Sam Altman : Autoriser OpenAI à accéder au réseau électrique

septembre 11, 2026

Le PDG d’OpenAI, Sam Altman, a tenu des réunions avec des responsables de grands groupes d’électricité au sujet de la sécurité du réseau électrique — et, comble de l’ironie, sa solution proposée face aux pirates alimentés par l’IA est davantage d’IA, selon Politico.

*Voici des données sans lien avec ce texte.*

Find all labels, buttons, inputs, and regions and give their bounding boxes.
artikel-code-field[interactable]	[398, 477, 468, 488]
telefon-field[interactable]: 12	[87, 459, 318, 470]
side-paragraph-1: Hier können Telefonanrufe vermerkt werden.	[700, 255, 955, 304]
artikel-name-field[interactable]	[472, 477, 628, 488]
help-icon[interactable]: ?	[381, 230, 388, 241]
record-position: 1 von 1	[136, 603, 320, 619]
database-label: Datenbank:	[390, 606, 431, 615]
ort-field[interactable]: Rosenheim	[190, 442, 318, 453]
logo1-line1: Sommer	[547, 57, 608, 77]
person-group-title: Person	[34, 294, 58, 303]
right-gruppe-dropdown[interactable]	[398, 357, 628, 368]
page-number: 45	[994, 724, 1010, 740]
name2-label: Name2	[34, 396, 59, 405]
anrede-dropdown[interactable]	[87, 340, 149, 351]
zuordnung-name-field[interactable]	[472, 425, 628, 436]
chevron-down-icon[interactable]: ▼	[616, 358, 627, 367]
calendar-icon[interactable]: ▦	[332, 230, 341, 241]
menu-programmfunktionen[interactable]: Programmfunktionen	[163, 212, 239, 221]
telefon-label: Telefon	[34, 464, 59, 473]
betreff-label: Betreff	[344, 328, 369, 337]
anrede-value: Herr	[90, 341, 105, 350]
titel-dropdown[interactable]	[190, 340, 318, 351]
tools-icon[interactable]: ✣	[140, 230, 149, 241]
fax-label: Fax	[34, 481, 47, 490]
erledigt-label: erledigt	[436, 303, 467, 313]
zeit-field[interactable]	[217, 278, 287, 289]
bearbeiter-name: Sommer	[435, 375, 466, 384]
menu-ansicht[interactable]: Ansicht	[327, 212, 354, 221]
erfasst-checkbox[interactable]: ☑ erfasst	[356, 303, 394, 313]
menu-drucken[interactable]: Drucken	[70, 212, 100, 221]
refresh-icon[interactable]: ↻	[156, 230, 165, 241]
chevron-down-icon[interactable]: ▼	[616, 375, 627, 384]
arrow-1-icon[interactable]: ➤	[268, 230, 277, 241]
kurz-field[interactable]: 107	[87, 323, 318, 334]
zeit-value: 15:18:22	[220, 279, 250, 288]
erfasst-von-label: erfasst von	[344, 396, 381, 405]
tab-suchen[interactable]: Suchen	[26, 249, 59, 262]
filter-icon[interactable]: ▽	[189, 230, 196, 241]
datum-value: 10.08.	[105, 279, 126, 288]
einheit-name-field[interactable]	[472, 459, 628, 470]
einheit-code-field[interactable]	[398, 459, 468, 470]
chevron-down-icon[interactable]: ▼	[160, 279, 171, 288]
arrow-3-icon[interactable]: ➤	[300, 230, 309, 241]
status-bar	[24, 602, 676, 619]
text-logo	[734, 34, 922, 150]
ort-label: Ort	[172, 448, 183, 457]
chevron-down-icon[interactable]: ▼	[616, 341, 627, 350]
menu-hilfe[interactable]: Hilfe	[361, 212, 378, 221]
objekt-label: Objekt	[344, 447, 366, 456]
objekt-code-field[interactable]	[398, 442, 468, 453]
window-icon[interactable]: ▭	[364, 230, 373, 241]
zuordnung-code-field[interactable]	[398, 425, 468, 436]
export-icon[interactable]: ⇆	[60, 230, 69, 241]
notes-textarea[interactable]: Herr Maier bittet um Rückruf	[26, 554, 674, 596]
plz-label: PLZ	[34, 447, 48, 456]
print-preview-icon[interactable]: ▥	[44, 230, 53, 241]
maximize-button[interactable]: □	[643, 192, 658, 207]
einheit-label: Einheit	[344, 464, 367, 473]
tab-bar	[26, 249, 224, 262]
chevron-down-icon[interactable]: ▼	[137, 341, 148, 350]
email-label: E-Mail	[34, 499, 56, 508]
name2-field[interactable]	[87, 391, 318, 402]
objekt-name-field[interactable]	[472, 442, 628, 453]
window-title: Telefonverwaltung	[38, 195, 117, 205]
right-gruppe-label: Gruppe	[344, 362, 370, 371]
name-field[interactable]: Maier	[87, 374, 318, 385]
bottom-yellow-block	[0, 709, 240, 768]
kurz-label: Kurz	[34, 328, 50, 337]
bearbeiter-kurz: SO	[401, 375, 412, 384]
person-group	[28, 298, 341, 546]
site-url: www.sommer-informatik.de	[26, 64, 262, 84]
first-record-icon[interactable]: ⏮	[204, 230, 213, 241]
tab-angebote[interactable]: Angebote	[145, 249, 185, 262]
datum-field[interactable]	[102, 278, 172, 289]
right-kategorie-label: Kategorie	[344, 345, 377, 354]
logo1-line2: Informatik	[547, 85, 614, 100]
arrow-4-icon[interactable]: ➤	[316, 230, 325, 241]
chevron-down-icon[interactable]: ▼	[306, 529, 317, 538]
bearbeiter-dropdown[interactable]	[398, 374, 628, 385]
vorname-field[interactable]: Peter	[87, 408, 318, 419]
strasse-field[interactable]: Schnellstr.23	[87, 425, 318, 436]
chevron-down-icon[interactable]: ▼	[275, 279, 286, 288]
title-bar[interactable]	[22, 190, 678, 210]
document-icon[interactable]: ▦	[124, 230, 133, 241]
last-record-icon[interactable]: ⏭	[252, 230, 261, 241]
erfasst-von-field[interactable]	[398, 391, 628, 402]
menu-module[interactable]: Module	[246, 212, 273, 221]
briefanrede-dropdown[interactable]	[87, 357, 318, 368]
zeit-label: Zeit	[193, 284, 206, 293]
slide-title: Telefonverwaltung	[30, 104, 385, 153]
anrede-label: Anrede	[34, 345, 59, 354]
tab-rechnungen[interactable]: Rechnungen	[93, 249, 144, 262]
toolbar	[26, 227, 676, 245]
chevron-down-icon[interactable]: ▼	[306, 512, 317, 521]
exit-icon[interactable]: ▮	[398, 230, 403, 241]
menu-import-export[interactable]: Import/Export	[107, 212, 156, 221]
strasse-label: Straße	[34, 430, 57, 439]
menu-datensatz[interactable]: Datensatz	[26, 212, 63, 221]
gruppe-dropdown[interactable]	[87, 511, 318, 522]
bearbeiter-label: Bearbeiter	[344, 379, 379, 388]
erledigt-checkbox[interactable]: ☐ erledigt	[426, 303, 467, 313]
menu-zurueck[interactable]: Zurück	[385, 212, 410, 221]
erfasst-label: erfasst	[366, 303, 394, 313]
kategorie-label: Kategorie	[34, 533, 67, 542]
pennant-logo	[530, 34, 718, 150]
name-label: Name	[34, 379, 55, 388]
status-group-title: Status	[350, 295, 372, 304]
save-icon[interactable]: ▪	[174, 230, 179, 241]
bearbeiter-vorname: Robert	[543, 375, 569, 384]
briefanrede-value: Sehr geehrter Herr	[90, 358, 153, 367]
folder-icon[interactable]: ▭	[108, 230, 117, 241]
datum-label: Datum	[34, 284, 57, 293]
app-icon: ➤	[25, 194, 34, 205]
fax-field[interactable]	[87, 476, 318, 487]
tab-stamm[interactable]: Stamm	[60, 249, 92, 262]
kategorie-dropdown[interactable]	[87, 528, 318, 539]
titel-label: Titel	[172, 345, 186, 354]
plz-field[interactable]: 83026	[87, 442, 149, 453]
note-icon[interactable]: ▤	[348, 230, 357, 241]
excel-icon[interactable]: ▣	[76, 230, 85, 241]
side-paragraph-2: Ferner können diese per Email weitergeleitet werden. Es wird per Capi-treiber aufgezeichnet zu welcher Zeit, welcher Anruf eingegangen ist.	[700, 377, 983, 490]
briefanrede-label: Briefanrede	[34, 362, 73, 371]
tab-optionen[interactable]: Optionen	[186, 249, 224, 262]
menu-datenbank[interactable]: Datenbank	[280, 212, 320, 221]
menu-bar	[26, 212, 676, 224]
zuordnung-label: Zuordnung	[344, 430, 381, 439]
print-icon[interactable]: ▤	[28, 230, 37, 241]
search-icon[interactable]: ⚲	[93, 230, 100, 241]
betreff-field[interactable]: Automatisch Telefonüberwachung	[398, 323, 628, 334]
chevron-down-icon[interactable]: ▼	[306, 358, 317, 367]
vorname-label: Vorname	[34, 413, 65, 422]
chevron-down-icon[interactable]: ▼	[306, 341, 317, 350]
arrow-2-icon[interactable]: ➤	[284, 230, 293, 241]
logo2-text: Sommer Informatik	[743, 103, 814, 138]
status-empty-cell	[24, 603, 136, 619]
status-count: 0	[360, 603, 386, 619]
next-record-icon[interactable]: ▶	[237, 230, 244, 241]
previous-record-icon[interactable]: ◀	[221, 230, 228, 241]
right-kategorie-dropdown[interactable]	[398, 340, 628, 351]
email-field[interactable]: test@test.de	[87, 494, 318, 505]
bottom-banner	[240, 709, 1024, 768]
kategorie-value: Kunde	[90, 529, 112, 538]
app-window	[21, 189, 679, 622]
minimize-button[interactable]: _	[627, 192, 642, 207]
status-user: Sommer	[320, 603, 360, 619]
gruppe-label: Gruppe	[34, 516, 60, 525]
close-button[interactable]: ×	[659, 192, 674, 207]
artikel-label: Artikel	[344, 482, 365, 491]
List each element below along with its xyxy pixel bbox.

Les rencontres entre Altman et des dirigeants du secteur ont commencé fin juillet 2026 et se poursuivent, selon Politico, y compris une discussion lors d’un rassemblement de l’Edison Electric Institute à Colorado Springs, dans le Colorado, cette semaine. La liste des entreprises présentes pour écouter Altman présenter le modèle de sécurité Daybreak d’OpenAI comprenait Duke Energy, Exelon, Southern Co. et NextEra Energy.

De nombreuses entités d’infrastructures critiques à travers le pays dépendent d’une technologie opérationnelle qui date de plusieurs décennies et qui n’a jamais été conçue en pensant à la cybersécurité. Les systèmes modernes ne s’en sortent généralement pas beaucoup mieux. S’ils sont accessibles via Internet, que ce soit par modernisation ou par accident, ils peuvent devenir des cibles juteuses pour les pirates.

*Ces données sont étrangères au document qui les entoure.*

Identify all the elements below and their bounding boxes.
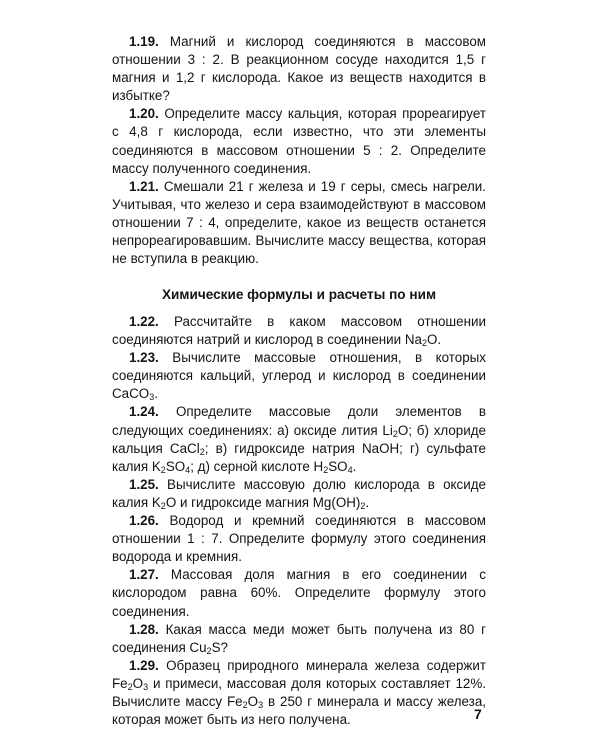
problems-block-1 bbox=[112, 33, 486, 268]
problem-text: Вычислите массовые отношения, в которых соединяются кальций, углерод и кислород в соединении CaCO$_3$. bbox=[112, 350, 486, 403]
problems-block-2 bbox=[112, 313, 486, 729]
problem-1-21 bbox=[112, 178, 486, 268]
problem-1-19 bbox=[112, 33, 486, 105]
problem-text: Определите массовые доли элементов в следующих соединениях: а) оксиде лития $Li_2O$; б) хлориде кальция CaCl$_2$; в) гидроксиде натрия NaOH; г) сульфате калия $K_2SO_4$; д) серной кислоте $H_2SO_4$. bbox=[112, 404, 486, 475]
problem-number: 1.21. bbox=[129, 178, 159, 194]
problem-1-23 bbox=[112, 349, 486, 403]
problem-text: Рассчитайте в каком массовом отношении соединяются натрий и кислород в соединении $Na_2O$. bbox=[112, 314, 486, 349]
problem-number: 1.29. bbox=[129, 657, 159, 673]
problem-1-26 bbox=[112, 512, 486, 566]
problem-number: 1.22. bbox=[129, 314, 159, 329]
problem-number: 1.23. bbox=[129, 350, 159, 366]
problem-1-27 bbox=[112, 566, 486, 620]
problem-number: 1.19. bbox=[129, 34, 159, 49]
problem-text: Массовая доля магния в его соединении с кислородом равна 60%. Определите формулу этого соединения. bbox=[112, 567, 486, 619]
problem-number: 1.28. bbox=[129, 621, 159, 637]
problem-number: 1.25. bbox=[129, 476, 159, 492]
problem-1-28 bbox=[112, 621, 486, 657]
problem-1-20 bbox=[112, 105, 486, 177]
problem-1-22 bbox=[112, 313, 486, 349]
problem-number: 1.20. bbox=[129, 106, 159, 122]
problem-1-29 bbox=[112, 657, 486, 729]
page-number: 7 bbox=[474, 706, 482, 722]
problem-text: Определите массу кальция, которая прореагирует с 4,8 г кислорода, если известно, что эти элементы соединяются в массовом отношении 5 : 2. Определите массу полученного соединения. bbox=[112, 106, 486, 176]
problem-text: Водород и кремний соединяются в массовом отношении 1 : 7. Определите формулу этого соединения водорода и кремния. bbox=[112, 513, 486, 565]
section-heading: Химические формулы и расчеты по ним bbox=[161, 287, 437, 302]
problem-text: Смешали 21 г железа и 19 г серы, смесь нагрели. Учитывая, что железо и сера взаимодействуют в массовом отношении 7 : 4, определите, какое из веществ останется непрореагировавшим. Вычислите массу вещества, которая не вступила в реакцию. bbox=[112, 178, 486, 267]
problem-number: 1.27. bbox=[129, 567, 159, 583]
problem-number: 1.26. bbox=[129, 513, 159, 529]
problem-text: Образец природного минерала железа содержит $Fe_2O_3$ и примеси, массовая доля которых составляет 12%. Вычислите массу $Fe_2O_3$ в 250 г минерала и массу железа, которая может быть из него получена. bbox=[112, 657, 486, 728]
problem-1-24 bbox=[112, 403, 486, 475]
problem-1-25 bbox=[112, 476, 486, 512]
problem-text: Вычислите массовую долю кислорода в оксиде калия $K_2O$ и гидроксиде магния $Mg(OH)_2$. bbox=[112, 476, 486, 511]
problem-number: 1.24. bbox=[129, 404, 159, 420]
problem-text: Какая масса меди может быть получена из 80 г соединения $Cu_2S$? bbox=[112, 621, 486, 656]
problem-text: Магний и кислород соединяются в массовом отношении 3 : 2. В реакционном сосуде находится 1,5 г магния и 1,2 г кислорода. Какое из веществ находится в избытке? bbox=[112, 34, 486, 104]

Un rapport récent de la National Association of State Chief Information Officers et de General Dynamics Information Technology a souligné que bon nombre d’utilités étatiques et locales manquent d’échelle pour disposer d’un personnel de sécurité dédié. Quatre-vingt-dix pour cent des CIO des gouvernements d’État estiment que les cyberattaques visant des services critiques figurent parmi leurs principales préoccupations.

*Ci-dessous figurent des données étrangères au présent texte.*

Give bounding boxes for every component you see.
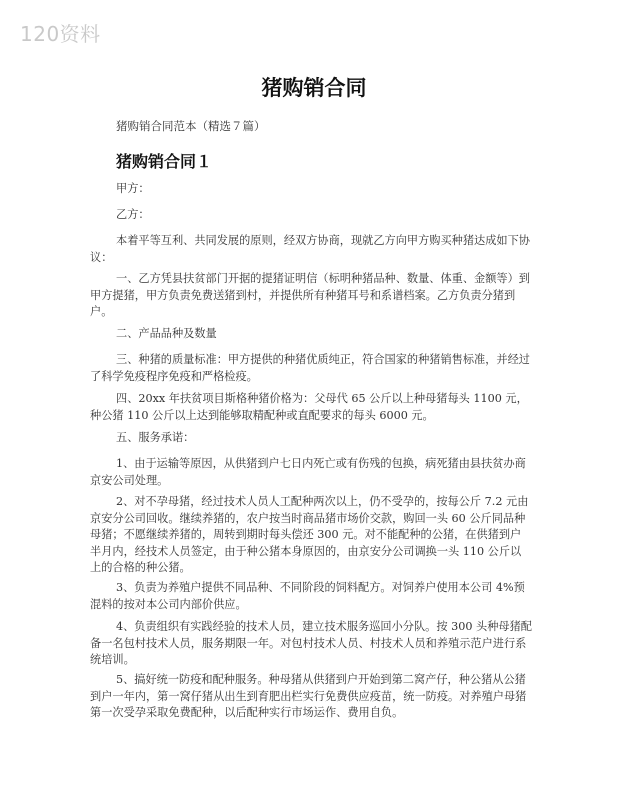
service-item-2: 2、对不孕母猪，经过技术人员人工配种两次以上，仍不受孕的，按每公斤 7.2 元由京安分公司回收。继续养猪的，农户按当时商品猪市场价交款，购回一头 60 公斤同品种母猪；不愿继续养猪的，周转到期时每头偿还 300 元。对不能配种的公猪，在供猪到户半月内，经技术人员签定，由于种公猪本身原因的，由京安分公司调换一头 110 公斤以上的合格的种公猪。 (90, 495, 529, 574)
clause-4: 四、20xx 年扶贫项目斯格种猪价格为：父母代 65 公斤以上种母猪每头 1100 元，种公猪 110 公斤以上达到能够取精配种或直配要求的每头 6000 元。 (90, 392, 528, 422)
clause-1: 一、乙方凭县扶贫部门开据的提猪证明信（标明种猪品种、数量、体重、金额等）到甲方提猪，甲方负责免费送猪到村，并提供所有种猪耳号和系谱档案。乙方负责分猪到户。 (90, 272, 530, 318)
service-item-4: 4、负责组织有实践经验的技术人员，建立技术服务巡回小分队。按 300 头种母猪配备一名包村技术人员，服务期限一年。对包村技术人员、村技术人员和养殖示范户进行系统培训。 (90, 620, 532, 666)
clause-2-heading: 二、产品品种及数量 (116, 327, 217, 340)
watermark: 120资料 (20, 22, 101, 46)
paragraph-intro: 本着平等互利、共同发展的原则，经双方协商，现就乙方向甲方购买种猪达成如下协议： (90, 234, 530, 264)
party-a-line: 甲方： (116, 182, 150, 195)
clause-3: 三、种猪的质量标准：甲方提供的种猪优质纯正，符合国家的种猪销售标准，并经过了科学免疫程序免疫和严格检疫。 (90, 353, 530, 383)
party-b-line: 乙方： (116, 208, 150, 221)
document-title: 猪购销合同 (261, 76, 367, 100)
document-subtitle: 猪购销合同范本（精选７篇） (116, 119, 266, 133)
service-item-5: 5、搞好统一防疫和配种服务。种母猪从供猪到户开始到第二窝产仔，种公猪从公猪到户一年内，第一窝仔猪从出生到育肥出栏实行免费供应疫苗，统一防疫。对养殖户母猪第一次受孕采取免费配种，以后配种实行市场运作、费用自负。 (90, 673, 527, 719)
section-heading: 猪购销合同１ (116, 152, 213, 171)
clause-5-heading: 五、服务承诺： (116, 431, 195, 444)
service-item-1: 1、由于运输等原因，从供猪到户七日内死亡或有伤残的包换，病死猪由县扶贫办商京安公司处理。 (90, 457, 526, 487)
service-item-3: 3、负责为养殖户提供不同品种、不同阶段的饲料配方。对饲养户使用本公司 4%预混料的按对本公司内部价供应。 (90, 581, 525, 611)
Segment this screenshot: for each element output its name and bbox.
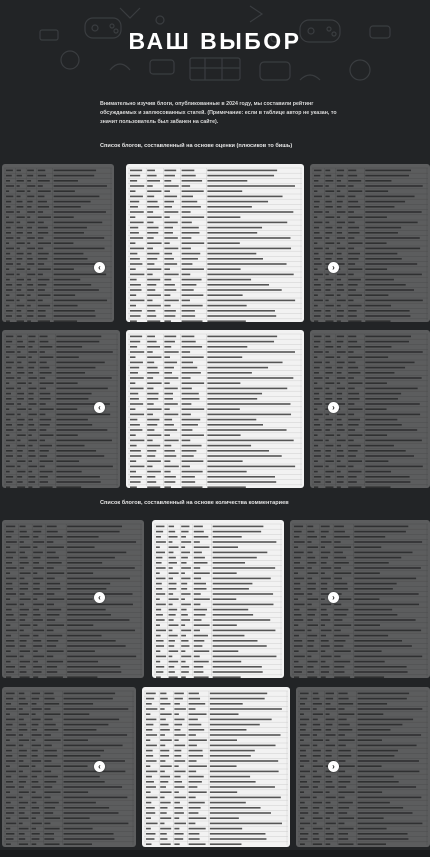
chevron-right-icon: ›: [332, 762, 335, 771]
carousel-1-next-button[interactable]: [328, 262, 339, 273]
carousel-2-next-button[interactable]: [328, 402, 339, 413]
page-title: ВАШ ВЫБОР: [128, 28, 302, 54]
table-screenshot-texture: [290, 520, 430, 678]
carousel-4-next-slide: [296, 687, 430, 847]
carousel-4-prev-button[interactable]: [94, 761, 105, 772]
chevron-right-icon: ›: [332, 593, 335, 602]
carousel-2-prev-button[interactable]: [94, 402, 105, 413]
carousel-1-next-slide: [310, 164, 430, 322]
intro-text: Внимательно изучив блоги, опубликованные в 2024 году, мы составили рейтинг обсуждаемых и заплюсованных статей. (Примечание: если в таблице автор не указан, то значит пользователь был забанен на сайте).: [100, 101, 337, 126]
carousel-1-prev-slide: [2, 164, 114, 322]
section-label-comments: Список блогов, составленный на основе количества комментариев: [100, 500, 289, 506]
carousel-3-prev-slide: [2, 520, 144, 678]
table-screenshot-texture: [296, 687, 430, 847]
carousel-3-next-button[interactable]: [328, 592, 339, 603]
carousel-4-next-button[interactable]: [328, 761, 339, 772]
table-screenshot-texture: [126, 164, 304, 322]
chevron-right-icon: ›: [332, 263, 335, 272]
carousel-3-prev-button[interactable]: [94, 592, 105, 603]
table-screenshot-texture: [142, 687, 290, 847]
table-screenshot-texture: [126, 330, 304, 488]
chevron-right-icon: ›: [332, 403, 335, 412]
table-screenshot-texture: [2, 520, 144, 678]
carousel-1-prev-button[interactable]: [94, 262, 105, 273]
section-label-rating: Список блогов, составленный на основе оценки (плюсиков то бишь): [100, 143, 293, 149]
hero-banner: [0, 0, 430, 95]
table-screenshot-texture: [310, 164, 430, 322]
chevron-left-icon: ‹: [98, 593, 101, 602]
carousel-1-active-slide: [126, 164, 304, 322]
carousel-3-active-slide: [152, 520, 284, 678]
table-screenshot-texture: [152, 520, 284, 678]
carousel-4-active-slide: [142, 687, 290, 847]
carousel-3-next-slide: [290, 520, 430, 678]
table-screenshot-texture: [2, 687, 136, 847]
carousel-2-active-slide: [126, 330, 304, 488]
chevron-left-icon: ‹: [98, 762, 101, 771]
carousel-4-prev-slide: [2, 687, 136, 847]
chevron-left-icon: ‹: [98, 263, 101, 272]
chevron-left-icon: ‹: [98, 403, 101, 412]
table-screenshot-texture: [2, 164, 114, 322]
footer-strip: [0, 850, 430, 857]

Un responsable de OpenAI, John McCarrick, chef de la politique énergétique mondiale, a déclaré à Politico que l’entreprise réalise que les entités d’infrastructure sont « différentes des grandes banques », car les régulations limitent les hausses tarifaires.

Les services publics sont généralement tenus de vendre l’électricité à des tarifs fixes sans marge bénéficiaire, ce qui signifie qu’ils ne peuvent pas augmenter le prix pour financer des dépenses technologiques arbitraires. À l’inverse, lorsque la demande dépasse l’offre, ils peuvent répercuter le coût supplémentaire directement sur les clients. Le secteur d’OpenAI lui-même est l’un des moteurs de ce phénomène. Les prix de l’électricité ont augmenté de 267% dans les zones proches des pôles de centres de données d’IA entre 2020 et 2025, selon une analyse de Bloomberg et DC Byte.

Les produits de cybersécurité alimentés par l’IA se présentent souvent comme la seule solution face à des acteurs menacés par l’IA (à noter, la relation circulaire). Altman n’est peut-être pas le choix de fournisseur le plus avisé, étant donné que, il y a seulement quelques semaines, une nuée de bots d’OpenAI s’est échappée d’un bac à sable et a piraté le concurrent Hugging Face.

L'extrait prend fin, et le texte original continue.